Fran Pastor

Personal information
- Full name: Francisco Pastor Bautista
- Date of birth: 6 January 1994 (age 32)
- Place of birth: Alcalá de Henares, Spain
- Height: 1.68 m (5 ft 6 in)
- Position: Winger

Team information
- Current team: The Strongest

Youth career
- 2002–2003: Torrejón
- 2003–2013: Real Madrid

Senior career*
- Years: Team / Apps / (Gls)
- 2013–2015: Real Madrid C / 0 / (0)
- 2013–2014: → Compostela (loan) / 8 / (0)
- 2014–2015: → Marino (loan) / 20 / (3)
- 2015: Guijuelo / 15 / (3)
- 2015–2016: Almería B / 30 / (2)
- 2016–2017: Logroñés / 11 / (0)
- 2017–2018: Vitoria / 16 / (3)
- 2018–2019: SS Reyes / 21 / (1)
- 2019–2020: Alcalá / 11 / (2)
- 2020–2021: Real Potosí / 16 / (10)
- 2021–: The Strongest / 0 / (0)

International career
- 2011: Spain U17 / 3 / (1)

= Fran Pastor =

Spanish footballer

Francisco "Fran" Pastor Bautista (born 6 January 1994) is a Spanish footballer who plays for Bolivian club The Strongest as a right winger.

==Club career==
Born in Alcalá de Henares, Pastor graduated from the youth academy of Real Madrid and was promoted to the C-team in early 2013. In August of the same year, he was loaned out to Segunda División B side SD Compostela. On 2 September 2014, he joined Club Marino de Luanco in the same tier on loan. On 20 September, he scored twice in a 2–2 draw against Atlético Astorga FC.

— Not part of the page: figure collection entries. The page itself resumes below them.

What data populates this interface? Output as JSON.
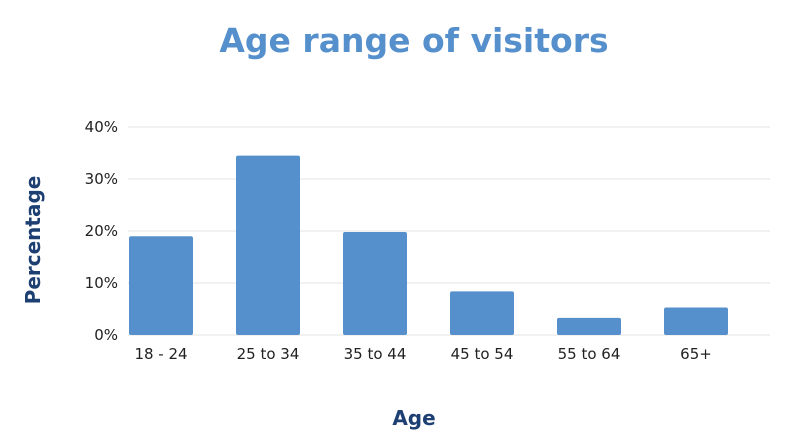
{
  "chart_data": {
    "type": "bar",
    "title": "Age range of visitors",
    "xlabel": "Age",
    "ylabel": "Percentage",
    "categories": [
      "18 - 24",
      "25 to 34",
      "35 to 44",
      "45 to 54",
      "55 to 64",
      "65+"
    ],
    "values": [
      19,
      34.5,
      19.8,
      8.4,
      3.3,
      5.3
    ],
    "ylim": [
      0,
      40
    ],
    "yticks": [
      "0%",
      "10%",
      "20%",
      "30%",
      "40%"
    ],
    "grid": true,
    "legend": "none",
    "bar_color": "#5590cc"
  },
  "colors": {
    "title": "#5590cc",
    "axis_title": "#1d3f72",
    "bar": "#5590cc"
  }
}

On 28 January 2015, Pastor signed with CD Guijuelo until the end of the season. In the following years, he went on to represent UD Almería B, UD Logroñés, CD Vitoria and UD San Sebastián de los Reyes in the same tier and moved to Tercera División with RSD Alcalá in September 2019.

On 11 January 2020, Pastor moved abroad and joined Bolivian side Club Real Potosí.

After one season on Real Potosí, on 4 January 2021 Paston joined to The Strongest, also in Bolivia.